Our respected elder, Kicking Bear, told this story on our discussion thread.  One of our digusdi (cousins) e-mailed it to me to be sure that I didn’t miss it.  Here is Kicking Bear’s post.

 

I don’t talk politics or religion but I thought i would share how my grandfather
explained things to me ……

Deep in thought I sat on the back steps soaking up the late morning sunshine. I was unaware of Grandfather’s approach. The soft touch of his big hand on my shoulder startled me back to reality.

“Good for you I was not a Inadv (snake), Usdi Duya (Little Bean). Did you forget to put your digaleni (ears) on today?”

“No, Ududu, I have my digaleni on today.”

I moved over and Grandfather sat down. Together we sat there in silence. The only sound was that of the bees as they danced around the spearmint plants on each side of the steps. Each lost in our own thoughts we sat there in silence.

Grandfather finally spoke. “What troubles my Usdi Duya this fine Sunday”?
I sat there searching for words.

Grandfather grunted, a signal to me that he had asked a question that required an answer.

“Ududu, the preacher told me this morning that if I didn’t mend my ways I would go to hell and never see the glory of heaven.”

“And this troubles you? “Grandfather laughed.
“No, Ududu, I would like to know what heaven and hell are like then I can decide where I want to go.”

Again we sat in silence. After some time Grandfather reached over and gave me a handful of spearmint leaves. Putting several leaves in his mouth he sat there. Then as if the spearmint was a magic formula his face filled with a huge smile.
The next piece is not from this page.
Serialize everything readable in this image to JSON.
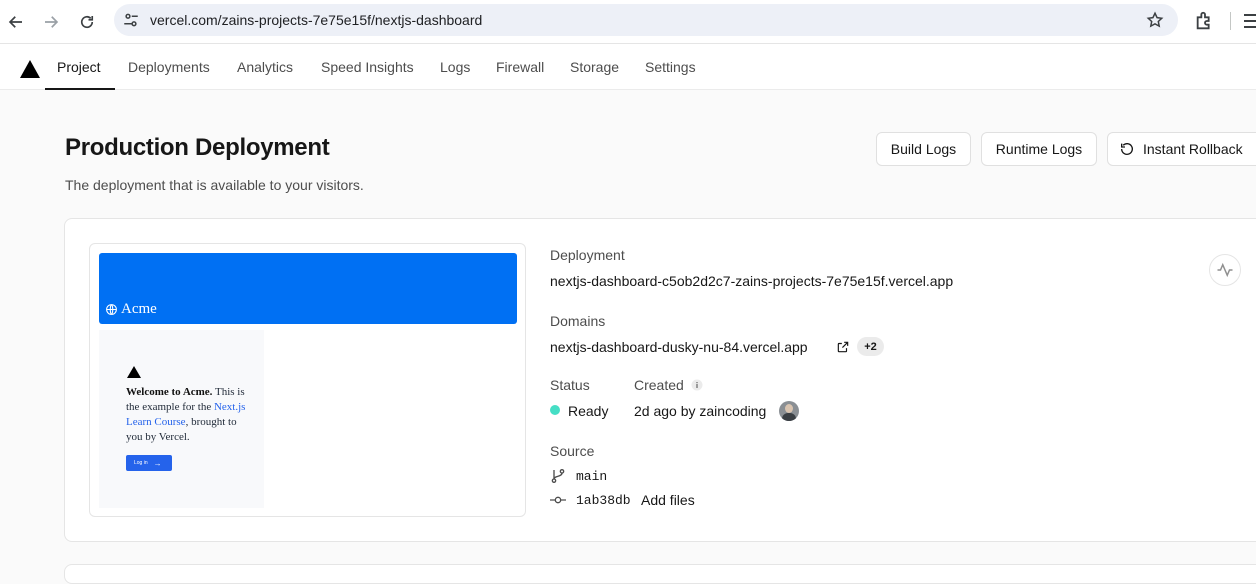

“I have a story (kanohelvsgi),” Grandfather said. It was my turn to smile as I sat back and put spearmint leaves in my mouth and chewed. I would have to listen close because Grandfather’s stories always held answers.

“A Holy man (Galvquodiyu asgaya) was having a conversation with God (Unelanvhi) and said, “Unelanvhi, I would like to know what heaven (galvladitsosv) and hell (tsvsgino) are like.”

The Creator led the Holy man to two (tali) doors (disdudi). He opened one of the doors and the Holy man looked in.

In the middle of the room (kanvsulv) was a large round table (gasgilo). In the middle of the gasgilo was a large pot (tsulasgi) of stew which smelled delicious and made the Holy man hungry (uyosi).
The people sitting around the gasgilo were thin and sickly. They appeared to be very uyosi. They were each holding a spoon (adidodi) with a very long handle that was tied to their arms and each found it possible to reach into the tsulasgi of stew and take a spoonful.

But because the handle was longer than their arms, they could not get the adidodi into their mouth.

The Holy man shuttered at the sight of their misery (agiliya) and suffering (anigiliyogv).

The Unelanvhi (Creator) said, ‘You have seen hell (tsvsgino).’ They went to the next room and opened the door. It was exactly the same as the first one.

There was the large round gasgilo (table) with the large tsulasgi (pot) of stew which made the Holy man uyosi (hungry). The people sitting around the gasgilo were equipped with the same long handled spoons, but here the people were well fed, plump, laughing and happy (alihelisdi).

The Holy man said, ‘ Tlaigoliga, Unelanvhi (I don’t understand, Creator).’
‘It is simple’, said Unelanvhi. ‘It requires but one skill (saquu asinasvi).
You see, they have learned to feed each other.

The greedy think only of themselves.’

The Holy man smiled at the sight of their joy and happiness.”
I sat there with my eyes shut as I listened to Grandfather’s story (kanohelvsgi).

I had decided heaven was where I wanted to go when I felt a cool breeze touch my face and I opened my eyes.
Ududu was gone, leaving as quietly as he had arrived.